NEW YORK — Investment planned through 2020 on U.S. infrastructure, including roads, schools and airports, will fall $1.6 trillion short of what’s needed to maintain existing facilities, the American Society of Civil Engineers says.
About 80 percent more, or $3.6 trillion, must be spent to put the nation’s critical systems in a state of good repair, the group reported Tuesday. Without higher spending, the costs of travel delays, power and water outages will reach $1.8 trillion by 2020, including $1.2 trillion borne by businesses and $611 billion for households, the group said.
“We’re investing in infrastructure, we’re just not investing enough,” Greg DiLoreto, president of the organization, said in a telephone interview. “We’re treading water, and we need to improve.”
President Obama called for a “fix it first” approach to infrastructure projects during his annual speech last month to Congress as it begins the year. Republican opponents have blocked his proposal to create a national infrastructure bank. Obama has also called for a new debt program, called America Fast Forward Bonds, which would boost state and local government spending on public works.
For some Americans, the Interstate 35W bridge collapse in Minneapolis in August 2007 put in stark relief the costs cited by the civil engineer group. The structural failure killed 13 people and injured 145, while the Minneapolis-St. Paul economy lost an estimated $60 million. The region’s busiest bridge was replaced for almost $234 million, reopening in September 2008.
For most in the nation, the costs of rundown roads, weakened bridges and aged airport facilities are more mundane, coming in the form of traffic jams and flight delays.
Plans call for $91 billion to be spent annually on the nation’s urban highways, where motorists already waste $101 billion a year in time and fuel because of congestion, according to the engineer group’s report. To significantly improve conditions, the amount needed would be $170 billion, or 87 percent more than planned, the group said, citing Federal Highway Administration estimates.
Airport congestion costs the nation’s economy about $22 billion in 2012 and that figure will rise 55 percent to $34 billion by 2020 if current federal funding levels for airport improvements are maintained with no increase, the group said. The costs of delays will surge almost three-fold to $63 billion by 2040 without an increase in current spending levels, it said, citing Federal Aviation Administration estimates.

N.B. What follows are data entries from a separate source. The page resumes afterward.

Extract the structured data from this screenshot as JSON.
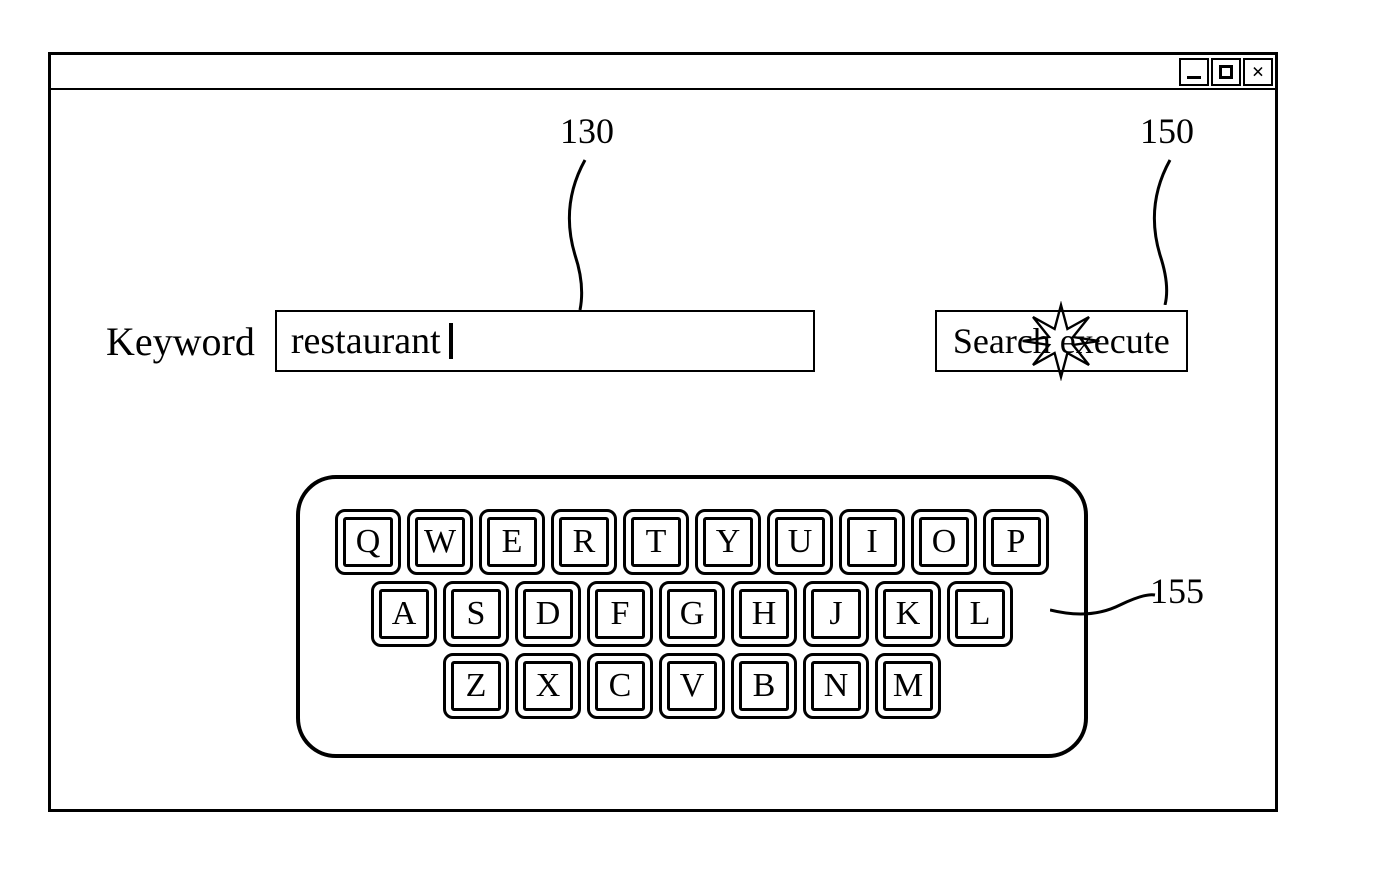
{
  "search": {
    "label": "Keyword",
    "value": "restaurant",
    "button_label": "Search execute"
  },
  "keyboard": {
    "rows": [
      [
        "Q",
        "W",
        "E",
        "R",
        "T",
        "Y",
        "U",
        "I",
        "O",
        "P"
      ],
      [
        "A",
        "S",
        "D",
        "F",
        "G",
        "H",
        "J",
        "K",
        "L"
      ],
      [
        "Z",
        "X",
        "C",
        "V",
        "B",
        "N",
        "M"
      ]
    ]
  },
  "callouts": {
    "input_ref": "130",
    "button_ref": "150",
    "keyboard_ref": "155"
  }
}
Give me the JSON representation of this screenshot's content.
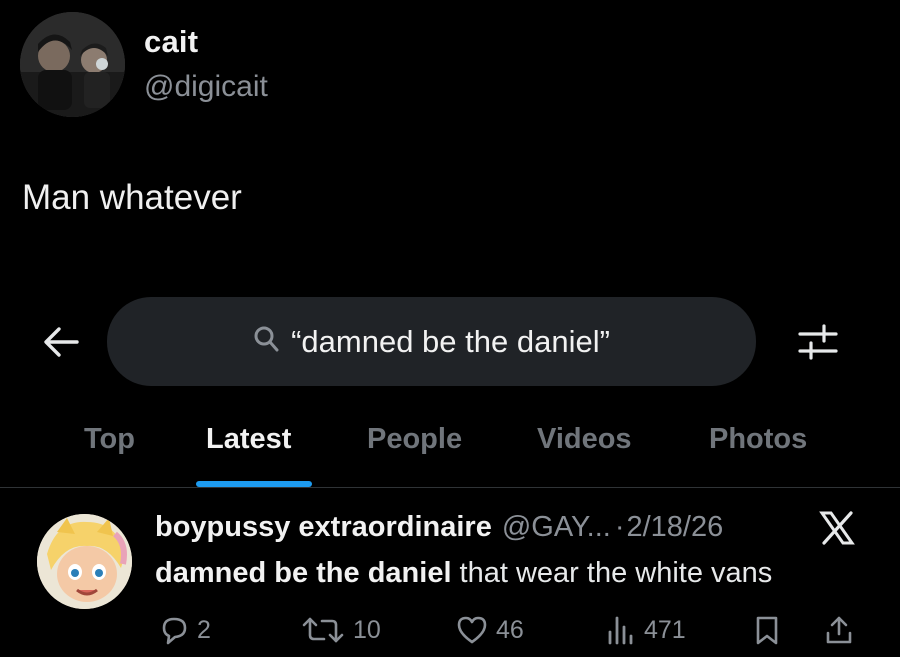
{
  "quoted_post": {
    "display_name": "cait",
    "handle": "@digicait",
    "text": "Man whatever"
  },
  "search": {
    "query": "“damned be the daniel”",
    "icons": {
      "back": "arrow-left-icon",
      "search": "search-icon",
      "filter": "filter-sliders-icon"
    }
  },
  "tabs": [
    {
      "label": "Top",
      "active": false
    },
    {
      "label": "Latest",
      "active": true
    },
    {
      "label": "People",
      "active": false
    },
    {
      "label": "Videos",
      "active": false
    },
    {
      "label": "Photos",
      "active": false
    }
  ],
  "colors": {
    "background": "#000000",
    "accent": "#1d9bf0",
    "secondary_text": "#8b9097",
    "search_box": "#202327"
  },
  "result_tweet": {
    "display_name": "boypussy extraordinaire",
    "handle": "@GAY...",
    "separator": "·",
    "date": "2/18/26",
    "text_bold": "damned be the daniel",
    "text_rest": " that wear the white vans",
    "actions": {
      "replies": "2",
      "reposts": "10",
      "likes": "46",
      "views": "471"
    }
  }
}
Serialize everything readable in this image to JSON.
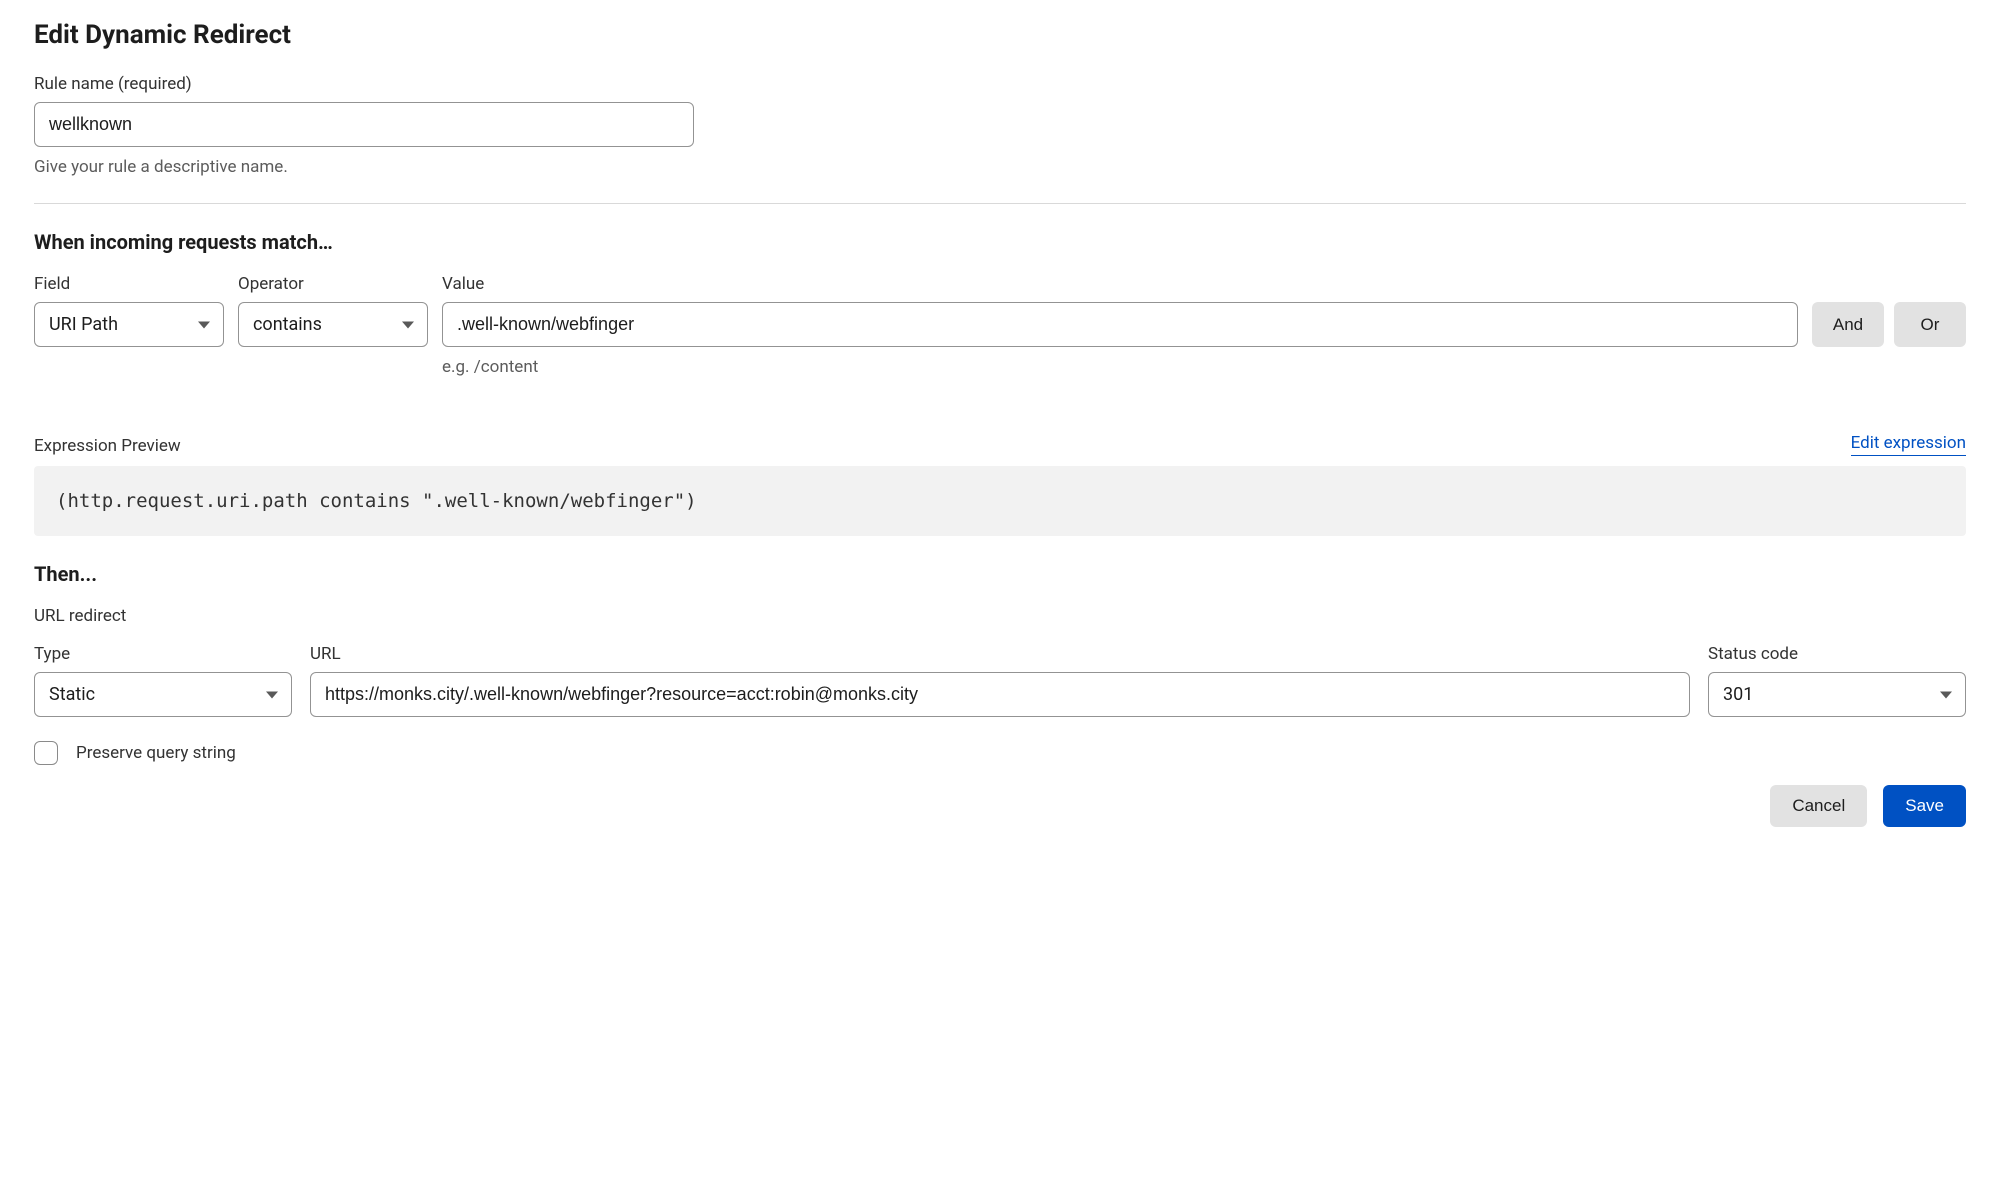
{
  "title": "Edit Dynamic Redirect",
  "ruleName": {
    "label": "Rule name (required)",
    "value": "wellknown",
    "helper": "Give your rule a descriptive name."
  },
  "conditions": {
    "heading": "When incoming requests match…",
    "fieldLabel": "Field",
    "operatorLabel": "Operator",
    "valueLabel": "Value",
    "fieldValue": "URI Path",
    "operatorValue": "contains",
    "value": ".well-known/webfinger",
    "valueHint": "e.g. /content",
    "andLabel": "And",
    "orLabel": "Or"
  },
  "preview": {
    "label": "Expression Preview",
    "editLink": "Edit expression",
    "text": "(http.request.uri.path contains \".well-known/webfinger\")"
  },
  "then": {
    "heading": "Then...",
    "subheader": "URL redirect",
    "typeLabel": "Type",
    "typeValue": "Static",
    "urlLabel": "URL",
    "urlValue": "https://monks.city/.well-known/webfinger?resource=acct:robin@monks.city",
    "statusLabel": "Status code",
    "statusValue": "301",
    "preserveLabel": "Preserve query string"
  },
  "footer": {
    "cancel": "Cancel",
    "save": "Save"
  }
}
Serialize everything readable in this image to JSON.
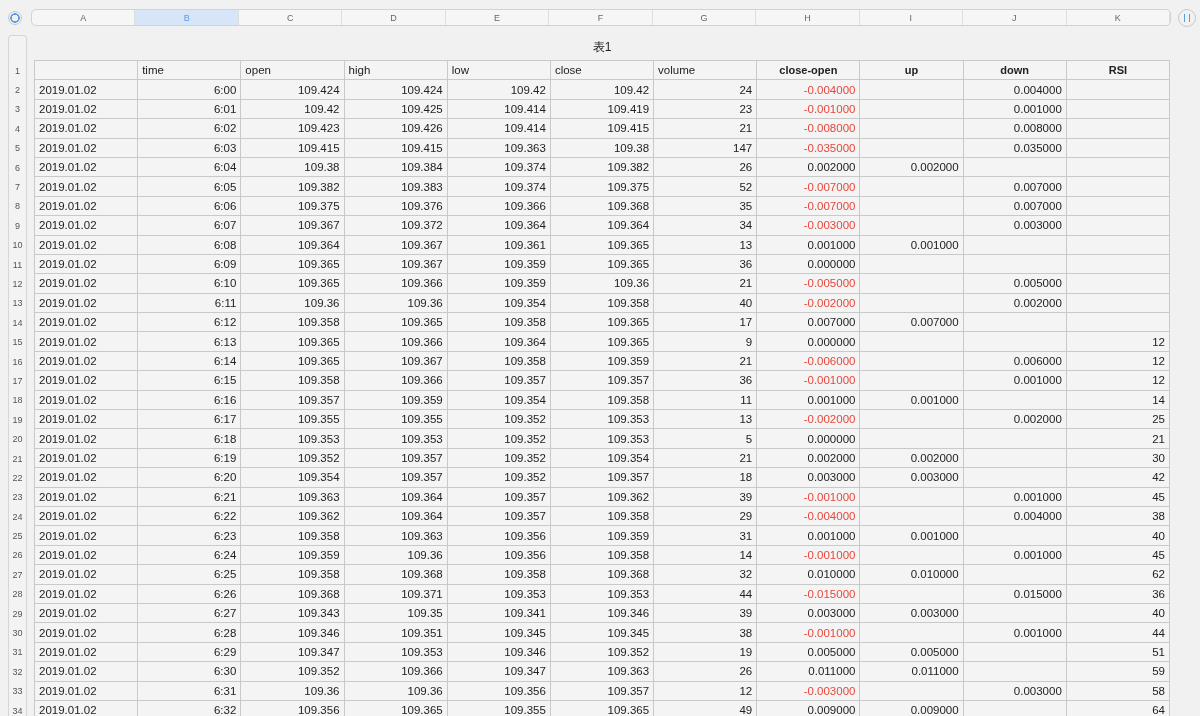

“Investing in infrastructure is an engine for long-term economic growth, increasing GDP, employment, household income, and exports,” the engineer’s society said in its report. “The reverse is also true: Without investing, infrastructure can become a drag on the economy.”
The nation is doing better now than four years ago, when the group last reported on the state of U.S. infrastructure and the amount of money being spent on it. In 2009, the five-year funding gap was projected to be $2.2 trillion, according to DiLoreto, who is also chief executive officer of the Tualatin Valley Water District in Beaverton, Ore. In June, he said he would “be hard-pressed to believe” the situation would improve.